Essam El-Erian, a leading member of the Brotherhood and the deputy head of its Freedom and Justice Party, defended his group’s actions, saying the events “are not clashes between supporters and opponents but rather skirmishes between the guardians of legitimacy and the revolution against the counterrevolutionary attempts to topple legitimacy.”
Meanwhile, Mohamed El-Baradei, the Nobel peace laureate and former United Nations diplomat who was chosen as coordinator of a newly unified secular opposition, blasted Morsi’s government. “Regime leading Egypt into violence & bloodshed,” he wrote on Twitter.

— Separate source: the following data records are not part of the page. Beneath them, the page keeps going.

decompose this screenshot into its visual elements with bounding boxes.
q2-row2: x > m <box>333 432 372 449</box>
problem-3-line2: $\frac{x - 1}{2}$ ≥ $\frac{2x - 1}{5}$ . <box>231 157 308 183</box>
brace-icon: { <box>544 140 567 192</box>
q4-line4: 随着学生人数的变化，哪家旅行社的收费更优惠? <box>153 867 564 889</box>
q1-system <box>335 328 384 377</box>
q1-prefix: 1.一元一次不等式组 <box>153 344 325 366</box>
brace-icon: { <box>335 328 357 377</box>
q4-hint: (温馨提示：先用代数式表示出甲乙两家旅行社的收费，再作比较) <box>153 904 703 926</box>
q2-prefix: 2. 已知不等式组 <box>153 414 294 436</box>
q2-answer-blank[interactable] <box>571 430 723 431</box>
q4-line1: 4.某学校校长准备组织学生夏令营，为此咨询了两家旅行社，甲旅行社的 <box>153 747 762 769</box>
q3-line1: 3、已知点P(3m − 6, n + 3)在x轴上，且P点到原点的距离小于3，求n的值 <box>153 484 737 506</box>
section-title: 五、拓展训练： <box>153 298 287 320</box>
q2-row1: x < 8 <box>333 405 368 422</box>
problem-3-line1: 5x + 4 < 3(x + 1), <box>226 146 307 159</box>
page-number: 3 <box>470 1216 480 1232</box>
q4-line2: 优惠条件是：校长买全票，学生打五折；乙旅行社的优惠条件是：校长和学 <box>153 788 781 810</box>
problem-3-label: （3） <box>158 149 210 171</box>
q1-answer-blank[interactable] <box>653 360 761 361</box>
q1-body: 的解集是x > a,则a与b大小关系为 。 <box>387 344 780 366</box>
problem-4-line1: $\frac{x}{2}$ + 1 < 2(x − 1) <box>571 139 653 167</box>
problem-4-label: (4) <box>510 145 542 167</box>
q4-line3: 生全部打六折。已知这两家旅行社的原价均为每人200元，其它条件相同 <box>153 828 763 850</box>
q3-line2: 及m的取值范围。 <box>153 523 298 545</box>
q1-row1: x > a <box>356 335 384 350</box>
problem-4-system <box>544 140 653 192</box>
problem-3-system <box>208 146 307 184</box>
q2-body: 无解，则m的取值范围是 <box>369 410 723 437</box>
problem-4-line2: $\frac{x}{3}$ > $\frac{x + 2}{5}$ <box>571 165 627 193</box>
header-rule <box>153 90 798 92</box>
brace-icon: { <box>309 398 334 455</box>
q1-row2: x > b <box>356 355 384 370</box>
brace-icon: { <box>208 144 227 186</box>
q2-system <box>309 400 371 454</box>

The fallout from the clashes was significant. Five presidential aides to Morsi resigned, blaming him for the violence. They joined three other advisers who had resigned a week earlier following the decree. The head of Egypt’s TV sector, Essam Al-Amir, handed in his resignation saying, “I resigned in protest at the general administration of this regime.” Meanwhile, Zaghloul Al-Balshy, secretary general of the high elections committee and assistant to the Justice Minister, announced he will not participate in monitoring the referendum, and more than 200 diplomats said they will not supervise voting by expatriates, scheduled to begin in embassies around the world on Saturday.
By the following morning, tanks from the special presidential guard took up positions around the palace and declared they would clear the area to prevent any more demonstrations near the compound. Morsi, who has not appeared since setting a date for the referendum five days earlier, is scheduled to deliver a televised address. Yet many wonder what he can say, short of offering significant concessions to defuse a deep political crisis that is now manifesting itself in large-scale street clashes and threatening to seriously damage Egypt’s social fabric.
“The revolution did not rise to remove certain people from power and replace them. It rose to change the relationship between the citizen and the state,” said renowned blogger and activist Alaa Abdel Fattah in a television interview. “Morsi and the Brotherhood argue it is necessary to push forward with the transition to achieve stability but what they are doing is attacking citizens’ rights.”